In the decades since transitioning to a more professionalized, all-volunteer force, the military has added a host of support services for the growing number of long-term military families. One was the National Guard’s Family Assistance Centers.
When this program’s contract was awarded in 2012, the Guard had advised companies bidding on the contract to pay wages roughly equivalent to GS-7 to GS-9 levels (about $35,000 to $56,000).
When the contract came up for bid last year, however, the Guard gave vendors different -- and hazier -- guidance. This time it merely instructed them to abide by the McNamara-O’Hara Service Contract Act.
This law requires the Labor Department to set minimum wages for hundreds of specific government contract occupations. The goal is to prevent a race to the bottom -- to protect workers, but also to prevent contractors from cutting corners.
Unfortunately, Family Assistance Center occupations aren’t in the Labor Department’s existing directory of jobs. And the National Guard never asked for them to be added, as it was supposed to do.
Confusion ensued.
One bidder, Cognitive Professional Services, found a junior job title that sounded vaguely related. It then built its bid around the wage floor for that occupation.
That pay level was not only substantially less than what workers such as Ourada had been making. It was even less than what janitors earn in many states.
The strategy worked. With its rock-bottom bid price, Cognitive won the contract and cut pay. (Cognitive did not respond to requests for comment.)
Unsurprisingly, workers quit en masse. At least 135 of 399 incumbent personnel left. And given the low pay, Cognitive has struggled to retain replacements. One position has been filled and vacated three times since March and is now empty again.
“Hire and train, hire and train. It’s been like that for the last three or four months,” says Kevin McDonnell, a Rhode Island-based supervisor whose own pay was cut in half.

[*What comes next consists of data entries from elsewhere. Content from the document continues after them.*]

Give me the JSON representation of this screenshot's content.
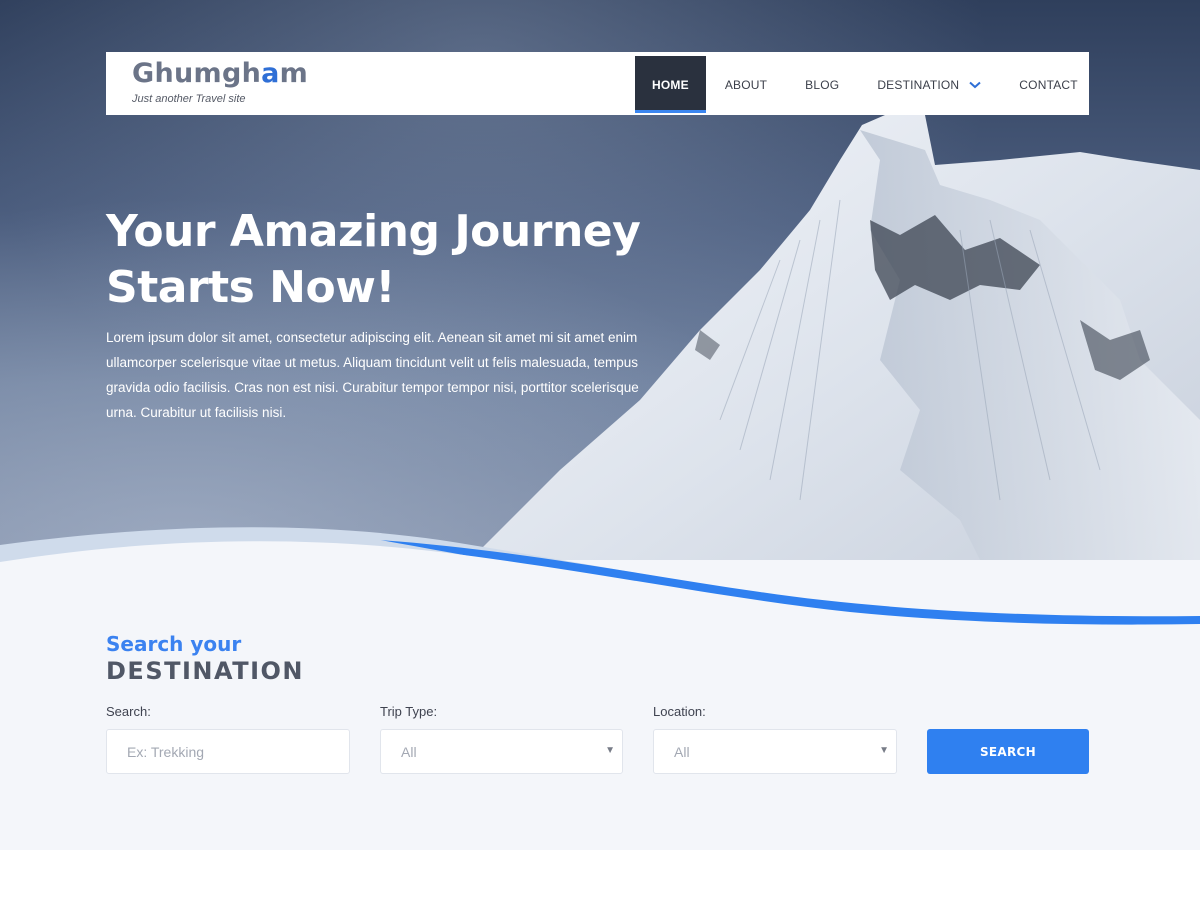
{
  "brand": {
    "title_main": "Ghumgh",
    "title_accent": "a",
    "title_end": "m",
    "tagline": "Just another Travel site"
  },
  "nav": {
    "items": [
      {
        "label": "HOME",
        "active": true
      },
      {
        "label": "ABOUT",
        "active": false
      },
      {
        "label": "BLOG",
        "active": false
      },
      {
        "label": "DESTINATION",
        "active": false,
        "icon": "chevron-down-icon"
      },
      {
        "label": "CONTACT",
        "active": false
      }
    ]
  },
  "hero": {
    "title_line1": "Your Amazing Journey",
    "title_line2": "Starts Now!",
    "description": "Lorem ipsum dolor sit amet, consectetur adipiscing elit. Aenean sit amet mi sit amet enim ullamcorper scelerisque vitae ut metus. Aliquam tincidunt velit ut felis malesuada, tempus gravida odio facilisis. Cras non est nisi. Curabitur tempor tempor nisi, porttitor scelerisque urna. Curabitur ut facilisis nisi."
  },
  "search": {
    "heading_top": "Search your",
    "heading_bottom": "DESTINATION",
    "search_label": "Search:",
    "search_placeholder": "Ex: Trekking",
    "trip_label": "Trip Type:",
    "trip_value": "All",
    "location_label": "Location:",
    "location_value": "All",
    "button_label": "SEARCH"
  },
  "colors": {
    "accent": "#2f80f0",
    "nav_active_bg": "#2a313e",
    "heading_dark": "#505766"
  }
}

This isn’t the first time a lowball bid led to draconian wage cuts and mass resignations on a military family support contract. It’s at least the fifth case in as many years, according to Good Jobs Nation, a worker advocacy group that filed Labor Department complaints on behalf of employees on two such contracts.
After I wrote about this problem in April, lawmakers grilled the National Guard about whether military families were getting the support they deserved. The Guard told Sen. Cory Booker (D-N.J.) that it was undertaking a contract “review.”
And then ... nothing.
On Tuesday, I called the Guard to ask what happened. Lo and behold, that very day, it decided to “modify” the contract!
Cognitive sent a cryptic email to workers Wednesday saying “changes” to job descriptions and salaries were forthcoming. No further details. No mention of any back pay for the past eight months.
A Guard spokesman told me that a different office will handle the next bid process, which begins next month. The Labor Department will be asked to come up with minimum wage rates for these occupations, as should have happened last year.
Which sounds like an improvement. But for military families left stranded in recent months and workers such as Ourada who were shortchanged and have already moved on, it’s cold comfort.